When you think of Venice several words probably come to mind: Gondolas and canals. Romance and architecture. Venice is a magical place to visit, and sailing in or out on a cruise ship gives you a birds eye view over the top of the buildings and through the canals.
First things first - we recommend that you plan to spend some time in Venice either before or after your cruise. Venice is a magical city with lots to explore, and it would be a shame to miss it! There are lots of great tours available, or you can buy a guidebook and while some hours away visiting the attractions and dining on delicious regional Italian specialties.
Once you’ve arrived - either at the airport or the cruise terminal - there are water taxis waiting to take you to your downtown hotel. Never heard of a water taxi? As an island city, Venice has no streets and therefore no cars. To compensate, they have a fairly robust system of public water buses, public water taxis or private water taxis. Since you’ll likely be traveling with luggage, and most of your travel will be on foot, it’s best to prepare in advance to save yourself from any stress.
Pack Light(er Than Usual)
When you arrive to the cruise terminal, either via a private water taxi or a public vaporetto (water bus) there is a long walk to the checkin counter and then onto the cruise ship. Some cruise lines offer dockside checkin for your larger bags which you will want to take advantage of. However there is still your carry on luggage to consider. So try to pack as lightly as possible! It can be very hot in Venice in the summer, and dragging a suitcase around for extensive time outside can feel like torture.
If you are arriving with your luggage to St. Mark’s Square, there are typically land porters with giant carts available for hire. It may only seem like your hotel is a few blocks away, but with all the bridges and steps and tourists to walk around, we definitely recommend that you take advantage of this service. Just make sure to negotiate the rates before you set off. And when you are getting ready to leave your hotel, have the concierge call a land porter for you. It’s traveling in style, as the Venetians do.
When you arrive back to Venice on your cruise ship, and want to go to a hotel in downtown Venice, you will have the choice of a private water taxi or the public vaporetto again. The private water taxi is definitely more convenient, but expensive. You can expect to pay 70 euro or more for the service. And keep in mind that each person is allowed to bring one suitcase, with additional suitcases charged extra by the driver.

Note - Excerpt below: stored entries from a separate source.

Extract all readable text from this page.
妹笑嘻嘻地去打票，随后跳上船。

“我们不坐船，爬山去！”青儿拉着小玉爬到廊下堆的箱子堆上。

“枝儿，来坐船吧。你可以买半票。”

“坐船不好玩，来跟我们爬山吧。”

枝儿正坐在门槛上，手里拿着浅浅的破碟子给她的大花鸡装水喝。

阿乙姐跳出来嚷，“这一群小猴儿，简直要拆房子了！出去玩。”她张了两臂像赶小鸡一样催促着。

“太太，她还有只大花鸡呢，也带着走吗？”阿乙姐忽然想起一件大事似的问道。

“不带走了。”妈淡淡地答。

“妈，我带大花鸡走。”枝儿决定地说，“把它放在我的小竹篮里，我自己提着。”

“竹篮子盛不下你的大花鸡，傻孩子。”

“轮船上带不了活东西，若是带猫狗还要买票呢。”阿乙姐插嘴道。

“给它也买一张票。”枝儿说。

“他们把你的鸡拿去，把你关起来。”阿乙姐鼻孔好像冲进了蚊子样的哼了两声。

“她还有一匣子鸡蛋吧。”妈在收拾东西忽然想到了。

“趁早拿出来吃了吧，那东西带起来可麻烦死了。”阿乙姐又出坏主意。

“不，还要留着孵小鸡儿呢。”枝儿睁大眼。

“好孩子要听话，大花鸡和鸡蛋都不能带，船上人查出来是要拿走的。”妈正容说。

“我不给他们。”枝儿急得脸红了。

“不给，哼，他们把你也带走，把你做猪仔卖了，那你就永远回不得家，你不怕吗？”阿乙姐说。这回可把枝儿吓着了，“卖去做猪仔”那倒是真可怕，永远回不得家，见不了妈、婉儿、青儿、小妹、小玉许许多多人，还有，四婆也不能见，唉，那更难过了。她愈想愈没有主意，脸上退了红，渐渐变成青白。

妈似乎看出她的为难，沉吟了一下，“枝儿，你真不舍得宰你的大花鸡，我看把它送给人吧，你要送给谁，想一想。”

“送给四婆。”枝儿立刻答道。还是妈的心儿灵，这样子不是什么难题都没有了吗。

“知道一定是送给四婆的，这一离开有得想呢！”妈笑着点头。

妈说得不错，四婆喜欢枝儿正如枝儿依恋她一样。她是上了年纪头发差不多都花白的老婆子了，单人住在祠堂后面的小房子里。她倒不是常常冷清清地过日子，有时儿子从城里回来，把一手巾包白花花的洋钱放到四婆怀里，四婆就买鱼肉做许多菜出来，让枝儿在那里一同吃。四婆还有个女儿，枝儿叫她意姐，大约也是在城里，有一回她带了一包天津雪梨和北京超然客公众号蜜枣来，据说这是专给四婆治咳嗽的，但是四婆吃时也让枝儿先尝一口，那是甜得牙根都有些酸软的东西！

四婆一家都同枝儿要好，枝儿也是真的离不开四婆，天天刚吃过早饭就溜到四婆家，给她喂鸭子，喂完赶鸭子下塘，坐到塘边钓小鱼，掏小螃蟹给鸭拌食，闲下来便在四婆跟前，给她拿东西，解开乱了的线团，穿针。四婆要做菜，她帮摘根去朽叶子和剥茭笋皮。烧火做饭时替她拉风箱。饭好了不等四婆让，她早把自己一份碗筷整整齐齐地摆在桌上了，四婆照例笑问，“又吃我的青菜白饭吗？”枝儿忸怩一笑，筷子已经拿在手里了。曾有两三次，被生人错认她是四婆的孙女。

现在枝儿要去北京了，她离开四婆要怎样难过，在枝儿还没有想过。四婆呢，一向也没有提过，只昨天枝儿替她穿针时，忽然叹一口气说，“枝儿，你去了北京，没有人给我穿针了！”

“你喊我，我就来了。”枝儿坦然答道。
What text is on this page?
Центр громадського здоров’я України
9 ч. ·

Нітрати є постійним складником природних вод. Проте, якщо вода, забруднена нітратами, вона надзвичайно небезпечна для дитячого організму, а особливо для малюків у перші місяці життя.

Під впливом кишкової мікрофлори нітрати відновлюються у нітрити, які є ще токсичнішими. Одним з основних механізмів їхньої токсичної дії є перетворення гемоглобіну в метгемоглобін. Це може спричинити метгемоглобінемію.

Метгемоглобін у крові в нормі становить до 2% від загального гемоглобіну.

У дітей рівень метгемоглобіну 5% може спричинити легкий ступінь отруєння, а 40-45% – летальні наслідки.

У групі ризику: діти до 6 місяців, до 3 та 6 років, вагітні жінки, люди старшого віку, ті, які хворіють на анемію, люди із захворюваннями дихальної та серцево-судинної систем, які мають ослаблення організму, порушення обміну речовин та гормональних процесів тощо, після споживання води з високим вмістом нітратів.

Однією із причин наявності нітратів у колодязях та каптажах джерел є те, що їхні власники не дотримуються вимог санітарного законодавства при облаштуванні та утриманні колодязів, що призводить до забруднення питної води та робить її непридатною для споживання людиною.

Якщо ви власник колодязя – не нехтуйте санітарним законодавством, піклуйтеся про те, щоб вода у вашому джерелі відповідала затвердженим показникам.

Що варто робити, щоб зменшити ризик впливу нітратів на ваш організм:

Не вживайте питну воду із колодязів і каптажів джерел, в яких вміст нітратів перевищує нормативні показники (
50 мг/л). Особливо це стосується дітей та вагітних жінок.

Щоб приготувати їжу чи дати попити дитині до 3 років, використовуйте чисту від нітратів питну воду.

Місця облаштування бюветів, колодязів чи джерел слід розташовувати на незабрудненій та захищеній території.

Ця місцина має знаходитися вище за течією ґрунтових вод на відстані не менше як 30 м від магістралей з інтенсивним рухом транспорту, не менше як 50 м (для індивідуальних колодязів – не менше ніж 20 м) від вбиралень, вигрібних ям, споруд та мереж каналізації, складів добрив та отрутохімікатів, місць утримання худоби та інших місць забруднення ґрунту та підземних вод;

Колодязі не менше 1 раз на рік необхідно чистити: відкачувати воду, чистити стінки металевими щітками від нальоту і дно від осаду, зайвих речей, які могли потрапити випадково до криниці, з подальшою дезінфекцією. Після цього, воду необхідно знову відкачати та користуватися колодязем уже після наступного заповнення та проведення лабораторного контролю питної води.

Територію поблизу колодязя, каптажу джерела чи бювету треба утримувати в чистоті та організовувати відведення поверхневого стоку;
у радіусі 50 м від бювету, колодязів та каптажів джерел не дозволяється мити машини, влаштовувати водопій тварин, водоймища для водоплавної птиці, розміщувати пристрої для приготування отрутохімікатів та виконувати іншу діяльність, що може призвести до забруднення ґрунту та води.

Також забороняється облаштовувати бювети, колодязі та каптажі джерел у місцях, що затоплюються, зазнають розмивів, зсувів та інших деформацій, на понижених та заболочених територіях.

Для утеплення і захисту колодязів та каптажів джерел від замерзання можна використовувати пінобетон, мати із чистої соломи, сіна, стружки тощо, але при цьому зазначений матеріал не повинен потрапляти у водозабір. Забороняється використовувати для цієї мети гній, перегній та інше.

The public vaporetto is pretty convenient to use, but you will need to wait for it. The #1 runs on a loop between the cruise terminal, the train station, and St. Mark’s Square - a drop off point for many hotels. Per adult, each ride costs approximately 7 euro, and can be purchased on the day of the ride at the ticket counter. Each ticket is valid for 1 hour once its been stamped. To ride the vaporetto, get the ticket stamped in one of the automated machines before you get onto the water bus. Italian police frequently ride the water buses and will check to make sure your tickets are valid. If you are going to be traveling around for a day or two, you might want to consider getting a multi use travel card for the appropriate amount of time - you can save a lot of money this way.
See & Do
There are many beautiful areas to explore in Venice. Make sure you pack good walking shoes - heels are less than ideal - as most of the streets and walkways are on cobblestones and there are literally hundreds of bridges to cross up and down. St. Mark’s Square, Piazza San Marco, is a tourist hub where most people start their exploration. You can visit the famous Basilica and the Doge’s Palace, with their incredible architecture and gold decoration. Check out the Bridge of Sighs, a favorite for lovers the world over near St. Mark’s Square. Hire a private gondola, complete with a singing captain, to ferry you around the Grand Canal or through some of the smaller waterways. Sail over to the Murano Island and learn how the famous Venetian glass is made - don’t forget to pick up a souvenir. Or visit the famous Venetian casino at night where you can act out your favorite James Bond fantasy. Just make sure you are dressed to the nines.
There is an ongoing dialogue about the future of the cruise industry in Venice. The locals claim that the cruise ships are polluting the delicate environment, and they don’t like that most of the time the ships are taller than the the buildings. There is an ongoing effort by various conservation groups to try to ban them. So if this is on your bucket list, make your plans now and enjoy this amazing experience.